Indonesia merupakan salah satu negara multi etnis, ras, suku, bahasa, budaya dan agama. Agama-agama dan berbagai aliran tumbuh subur oleh karena itu pemahaman tentang pluralisme agama dalam suatu masyarakat yang demikian majemuk sanagat dubuhkan demi untuk terciptanya stabilitas ketertiban dan kenyamanan umat dalam menjalankan ajaran agamanya masing-masing serta untuk mewujudkan kerukunan antar umat sekaligus menghindari terjadinya konflik sosial yang bernuansa syara’.
Dialog dan komonikasi antar umat beragama merupakan suatu kebutuhan yang harus dilaksanakan oleh segenap elemen umat beragama, guna untuk menghilangkan kecurigaan, su’udzhan dan untuk menjalin hubungan yang harmonis anatar sesama umat beragama. Agama Islam sangat terbuka dan selalu membuka diri untuk berdialog dengan sesama umat beragama sebagaimana yang telah dicontohkan Rasulullah pada periode Madinah, dialog yang dibangun Nabi Muhammad dengan penduduk Madinah kemudian melahirkan suatu perjanjian yang sangat terkenal yaitu “Piagam Madinah”
1.2 Rumusan Masalah
Agar pembahasan kita pada makalah ini tidak lari dari sub judulnya, ada baiknya penyusun merumuskan masalah-masalah yang akan dibahas di dalam makalah ini. Antara lain :
ü Hubungan Islam dengan Agama lain
ü Pandangan Islam tentang Metafisik tentang agama lain
ü Pandangan Islam tentang Teologi tentang agama lai
1.3 Tujuan Penulisan
Ada beberapa tujuan penulis dalam menyusun makalah ini, antara lain :
ü Agar mahasiswa mengetahui hubungan agama Islam (yang haq) dengan agama-agama lainnya.
ü Mahasiswa mampu menerangkan pandangan Islam tentang Metafisik & Teologi tentang agama lain.
BAB II
PEMBAHASAN
2.1 Islam dan Agama Lain
2.1.1 Pengertian Islam
Pengertian Islam bisa kita bedah dari dua aspek, yaitu aspek kebahasaan dan aspek peristilahan. Dari segi kebahasaan, Islam berasal dari bahasa Arab yaitu dari kata salima yang mengandung arti selamat, sentosa, dan damai. Dari kata salima selanjutnya diubah menjadi bentuk aslama yang berarti berserah diri masuk dalam kedamaian. Oleh sebab itu orang yang berserah diri, patuh, dan taat kepada Allah swt. disebut sebagai orang Muslim.

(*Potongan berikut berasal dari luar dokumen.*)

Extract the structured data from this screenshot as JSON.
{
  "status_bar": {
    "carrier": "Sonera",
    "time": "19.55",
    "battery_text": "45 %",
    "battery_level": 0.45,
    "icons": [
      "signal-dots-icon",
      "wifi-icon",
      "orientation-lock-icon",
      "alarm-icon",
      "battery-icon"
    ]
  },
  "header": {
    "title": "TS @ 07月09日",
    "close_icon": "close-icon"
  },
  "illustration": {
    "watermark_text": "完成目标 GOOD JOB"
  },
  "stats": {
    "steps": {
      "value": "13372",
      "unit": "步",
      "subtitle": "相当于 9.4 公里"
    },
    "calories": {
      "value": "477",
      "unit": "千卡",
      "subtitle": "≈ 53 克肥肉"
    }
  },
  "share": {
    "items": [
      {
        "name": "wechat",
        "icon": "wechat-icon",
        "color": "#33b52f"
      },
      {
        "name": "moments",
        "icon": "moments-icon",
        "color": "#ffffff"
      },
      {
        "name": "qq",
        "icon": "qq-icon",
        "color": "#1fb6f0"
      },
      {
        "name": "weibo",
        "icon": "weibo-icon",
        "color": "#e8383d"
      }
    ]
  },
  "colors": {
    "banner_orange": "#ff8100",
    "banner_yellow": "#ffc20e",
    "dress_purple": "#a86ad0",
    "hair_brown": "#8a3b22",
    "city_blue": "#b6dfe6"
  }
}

Dari uraian tersebut, dapat ditarik kesimpulan bahwa kata Islam dari segi kebahasaan mengandung arti patuh, tunduk, taat, dan berserah diri kepada Allah swt. dalam upaya mencari keselamatan dan kebahagiaan hidup di dunia dan akhirat. Sedangkan Islam menurut istilah adalah agama yang diturunkan oleh Allah melalui perantaraan Malaikat Jibril untuk disampaikan kepada Nabi Muhammad supaya disebarkan keseluruh manusia.[1]
2.1.2 Macam-macam Agama di dalam al-Qur’an
Di dalam Al-Quran Allah memberikan kriteria bahwa setiap “agama” mestilah mempunyai keyakinan akan adanya suatu “masa” atau suatu “keadaan” dimana manusia memperoleh “balasan” dari apa yang ia lakukan. Konsep tentang kebaikan dan kejahatan secara konsisten diikuti dengan konsep surga dan neraka. Inilah ciri penting dari semua agama. Tanpa kesadaran ini tentu agama akan menjadi tanpa tujuan.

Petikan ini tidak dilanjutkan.